Sabtu, 05 Desember 2009

Revivalisasi Quran Untuk Hadapi Ideologi Teroris (Bag. 3)

Stimulan Radikalisme
Sikap Indonesia, dalam kedudukannya sebagai anggota tidak tetap di Dewan Keamanan PBB (ketika itu) yang mendukung perluasan sanksi bagi Iran berkait dengan program nuklirnya, apa pun alasannya, jelas kontra-produktif. Selain menunjukkan wajah dependen Pemerintah Indonesia kepada AS, sikap itu mengingkari komitmen bangsa ini tentang kebijakan politik luar negeri yang bebas-aktif. Dalam jangka panjang kebijakan politik semacam itu dapat menyemai sekaligus menyuburkan ideologi fundamentalisme dan radikal anti-Barat di Republik ini, termasuk ideologi terorisme.

Sebagai negara berpenduduk muslim terbesar di dunia, heterogen, serta baru saja menghadapi krisis multidimensional seperti saat ini, sudah tentu Pemerintah tidak boleh gegabah dalam mengayunkan langkah. Kebijakan yang semata-mata memperhatikan kepentingan Barat (baca: AS), karena ketakutan tidak mendapatkan pinjaman atau bantuan militer, hanya akan menumbuhsuburkan ideologi terorisme. Mereka mencap Pemerintahan negeri ini tidak lebih dari boneka Barat, sebab itu harus diperangi.

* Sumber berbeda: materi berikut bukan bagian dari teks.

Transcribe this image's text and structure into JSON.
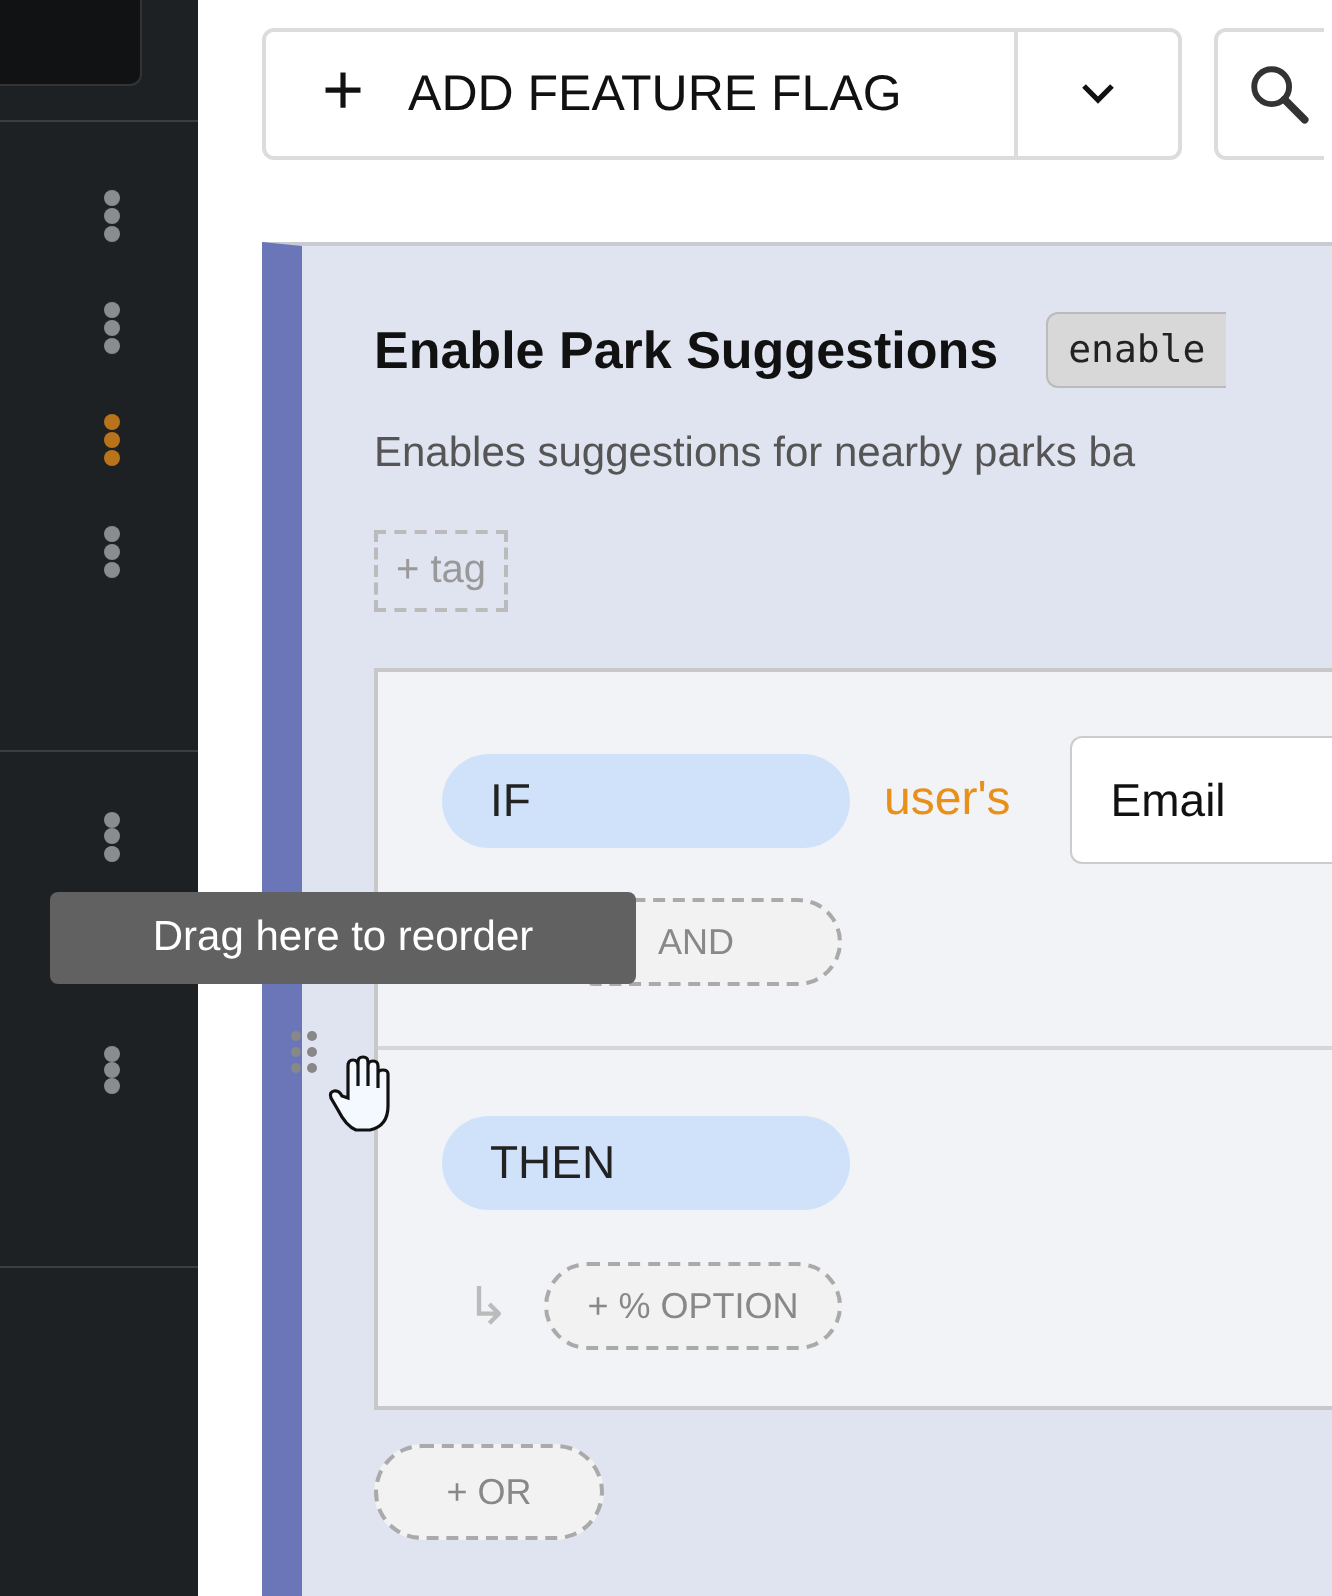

Memang, mengacu pada pendapat Amartya Sen dalam buku Identity and Violence: The Illusion of Desnity, saat ini Barat dapat dimaknai tengah mengidap sindroma identitas soliter. Identitas soliter, adalah penunggalan identitas sosial, yang diyakini sebagai kodrat alamiah. Perhatikan kebijakan luar negeri negara-negara Barat yang berstandard ganda itu cenderung memaksakan identitas soliter. Identitas sosial masyarakat dunia seolah diwajibkan atau harus menjadi serba western. Pemaknaan tentang demokrasi, kesetaraan gender, maupun hak asasi manusia (HAM), dianggap benar dan adil bila sesuai dengan standard dan paradigma Barat. Sementara nilai-nilai Timur distigmakan sebagai budaya barbar, melanggar HAM, serta tidak menghormati hak-hak asasi manusia (HAM), khususnya terhadap perempuan.

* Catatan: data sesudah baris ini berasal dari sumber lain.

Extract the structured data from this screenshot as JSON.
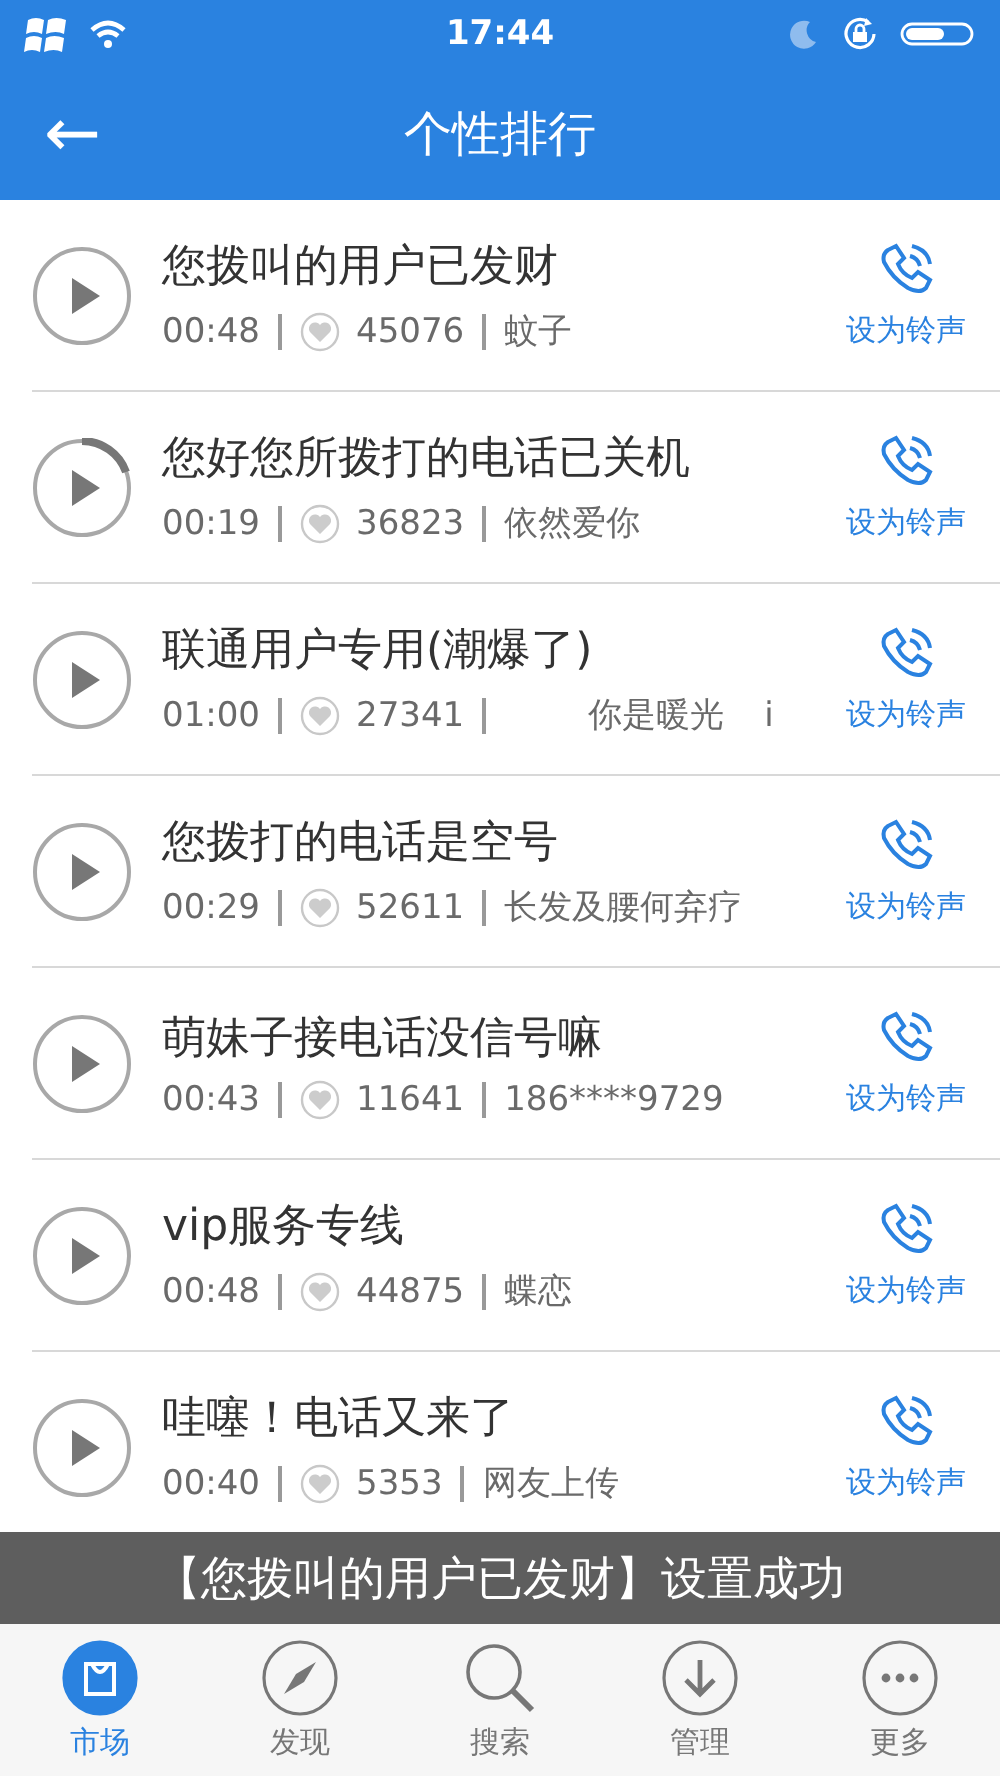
{
  "status_bar": {
    "time": "17:44"
  },
  "header": {
    "back": "←",
    "title": "个性排行"
  },
  "rows": [
    {
      "title": "您拨叫的用户已发财",
      "duration": "00:48",
      "likes": "45076",
      "author": "蚊子",
      "loading": false,
      "action": "设为铃声"
    },
    {
      "title": "您好您所拨打的电话已关机",
      "duration": "00:19",
      "likes": "36823",
      "author": "依然爱你",
      "loading": true,
      "action": "设为铃声"
    },
    {
      "title": "联通用户专用(潮爆了)",
      "duration": "01:00",
      "likes": "27341",
      "author": "你是暖光",
      "extra": "i",
      "loading": false,
      "action": "设为铃声"
    },
    {
      "title": "您拨打的电话是空号",
      "duration": "00:29",
      "likes": "52611",
      "author": "长发及腰何弃疗",
      "loading": false,
      "action": "设为铃声"
    },
    {
      "title": "萌妹子接电话没信号嘛",
      "duration": "00:43",
      "likes": "11641",
      "author": "186****9729",
      "loading": false,
      "action": "设为铃声"
    },
    {
      "title": "vip服务专线",
      "duration": "00:48",
      "likes": "44875",
      "author": "蝶恋",
      "loading": false,
      "action": "设为铃声"
    },
    {
      "title": "哇噻！电话又来了",
      "duration": "00:40",
      "likes": "5353",
      "author": "网友上传",
      "loading": false,
      "action": "设为铃声"
    }
  ],
  "toast": "【您拨叫的用户已发财】设置成功",
  "tabs": [
    {
      "label": "市场",
      "selected": true
    },
    {
      "label": "发现",
      "selected": false
    },
    {
      "label": "搜索",
      "selected": false
    },
    {
      "label": "管理",
      "selected": false
    },
    {
      "label": "更多",
      "selected": false
    }
  ]
}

Contohnya, reaksi AS melalui Menteri Luar Negeri AS (waktu itu) Condoleezza Rice, yang mengintervensi kebijakan dalam negeri Pemerintah Venezuela sebab negara itu menutup stasiun televisi RCTV. Menlu itu menilai, tindakan itu sebagai anti-demokrasi. Ia menyatakan, kebebasan berbicara, kebebasan berkumpul, dan kebebasan hati nurani bukanlah duri dalam daging pemerintah. Sementara sampai saat ini AS mengabaikan tuntutan dunia internasional atas tindakan penyiksaan dan penyekapan ratusan tahanan yang diduga terlibat terorisme di penjara Teluk Guantanamo, Kuba serta penjara-penjara rahasia lainnya di beberapa negara tanpa dasar hukum atau putusan pengadilan. Presiden baru, Barack Obama Jr. memang mewacanakan bakal menutup penjara Teluk Guantanamo, tapi kapan?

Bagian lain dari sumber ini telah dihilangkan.